As the financial industry deals with scaling and consistency problems resulting from an ever-growing and more demanding customer base, data that can be easily accessed and interpreted are becoming less of a benefit and more of a requirement. A clear example of this trend has been the move from legacy systems to automated, cloud-based solutions. This revolution, however, does not come without its challenges. The most notable among them is addressing dirty data. “Dirty data” often refers to removed data, corrupted data, or the replication/reformatting of data across different company systems, rendering it unusable, inconsistent, or slow to access.
What makes cleaning data so challenging lies largely in how differently the data is stored/labeled across the company. It’s no wonder data management can feel overwhelming when having to clean this for a company with millions or even billions of data points that may be continually growing.
In many cases, the data itself is not dirty but is instead inconsistent. For example, a client’s legal first name for tax purposes may be Joseph, for their client statements they prefer them to be addressed to Joe, but on the phone, they prefer to be called Joey by their account rep. Data management who is looking to reconcile, replicate, or reformat data then not only needs to make these connections but identify every instance in which this is done with a client. To make matters worse, finding errors in this process is almost as hard as the reconciliation itself since it requires a person to look at data management’s decisions and notice subtle differences between the cleaned data and the correct source data.

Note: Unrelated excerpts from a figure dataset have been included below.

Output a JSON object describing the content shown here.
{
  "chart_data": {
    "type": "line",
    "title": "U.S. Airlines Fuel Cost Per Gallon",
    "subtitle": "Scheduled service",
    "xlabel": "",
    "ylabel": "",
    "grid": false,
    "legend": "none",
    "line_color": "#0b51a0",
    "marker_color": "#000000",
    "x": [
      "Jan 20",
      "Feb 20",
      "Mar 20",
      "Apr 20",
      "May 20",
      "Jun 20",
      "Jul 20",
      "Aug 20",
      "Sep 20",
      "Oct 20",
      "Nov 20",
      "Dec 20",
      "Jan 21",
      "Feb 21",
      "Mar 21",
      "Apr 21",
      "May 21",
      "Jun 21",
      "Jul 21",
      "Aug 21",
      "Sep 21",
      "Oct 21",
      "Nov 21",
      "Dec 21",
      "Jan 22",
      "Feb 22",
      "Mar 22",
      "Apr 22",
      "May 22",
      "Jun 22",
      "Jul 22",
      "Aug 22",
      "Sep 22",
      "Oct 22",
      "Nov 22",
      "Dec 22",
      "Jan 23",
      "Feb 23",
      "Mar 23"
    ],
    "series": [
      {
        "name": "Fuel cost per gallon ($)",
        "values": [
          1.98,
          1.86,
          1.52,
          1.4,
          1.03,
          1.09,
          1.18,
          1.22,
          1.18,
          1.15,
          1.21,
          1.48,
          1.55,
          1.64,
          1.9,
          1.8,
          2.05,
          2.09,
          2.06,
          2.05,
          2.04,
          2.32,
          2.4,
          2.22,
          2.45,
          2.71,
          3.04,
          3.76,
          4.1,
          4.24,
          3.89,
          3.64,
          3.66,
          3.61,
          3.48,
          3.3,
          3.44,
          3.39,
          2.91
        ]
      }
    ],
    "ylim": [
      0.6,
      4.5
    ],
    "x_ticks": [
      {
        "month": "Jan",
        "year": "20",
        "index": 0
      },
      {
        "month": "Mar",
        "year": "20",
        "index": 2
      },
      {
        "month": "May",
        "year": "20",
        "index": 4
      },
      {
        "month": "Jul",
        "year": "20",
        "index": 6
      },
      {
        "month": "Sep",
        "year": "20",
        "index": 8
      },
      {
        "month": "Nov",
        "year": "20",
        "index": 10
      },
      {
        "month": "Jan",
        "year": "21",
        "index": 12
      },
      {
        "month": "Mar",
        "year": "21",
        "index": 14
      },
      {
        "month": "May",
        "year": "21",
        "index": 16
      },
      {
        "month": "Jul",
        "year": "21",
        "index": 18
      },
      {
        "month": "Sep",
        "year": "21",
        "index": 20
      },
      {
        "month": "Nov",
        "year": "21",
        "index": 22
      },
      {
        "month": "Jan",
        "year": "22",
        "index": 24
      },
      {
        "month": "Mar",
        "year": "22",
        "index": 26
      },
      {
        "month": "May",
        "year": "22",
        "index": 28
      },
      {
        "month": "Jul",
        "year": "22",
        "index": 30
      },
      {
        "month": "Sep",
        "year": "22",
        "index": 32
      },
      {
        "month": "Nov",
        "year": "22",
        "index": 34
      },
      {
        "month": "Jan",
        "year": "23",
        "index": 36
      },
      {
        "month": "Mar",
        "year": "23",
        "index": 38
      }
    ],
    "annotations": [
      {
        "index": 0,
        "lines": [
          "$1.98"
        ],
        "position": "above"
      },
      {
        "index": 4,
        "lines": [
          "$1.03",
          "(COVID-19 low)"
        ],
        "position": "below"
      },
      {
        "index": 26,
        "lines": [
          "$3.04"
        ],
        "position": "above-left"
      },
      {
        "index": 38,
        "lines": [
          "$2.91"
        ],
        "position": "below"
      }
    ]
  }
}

Also, some asset management firms say. “I would rather have some dirty data than risk losing precious information or paying to get it cleaned”. This response may make sense to some managers in a vacuum. After all, data cleaning is expensive and labor-intensive. However, most companies who don’t clean their data, lose, on average, 15% to 20% of their revenue from this according to MIT Sloan.
Does this mean all financial firms are doomed to either deal with the risk of inconsistent data or pay the dirty data tax? not necessarily. Many of these problems have been addressed, all that is left is to apply the solutions.
Data-oriented programming languages (i.e., SQL and Python) can be used to develop models for future cleanings by training them on only a handful of mappings done by hand. Think of this as reconciling phone numbers across the business. One group could use the format (xxx) xxx-xxxx, while another could use the format xxx.xxx.xxxx, and the end product needs to look like xxx-xxx-xxxx. In the case of removed or corrupted data, similar methods of training can teach a computer to follow pre-made rules like replacing empty fields or removing data before a certain date. A model can be trained to recognize the punctuation and correctly format the data as the human eye would. Similarly, User Acceptance Testing is much easier as the model can be told what the result is supposed to look and act like, which can be compared against what it does look/act like.
For more complicated cleaning procedures, definitions for each term could be interpreted with natural language processing mentioned earlier in this paper. Natural language processing is already being used for mapping electronic health records and could easily be applied to data with clear, accessible definitions, like financial data.
Finally, since the rules developed during an initial cleaning can be applied to new data, this process only needs to happen once.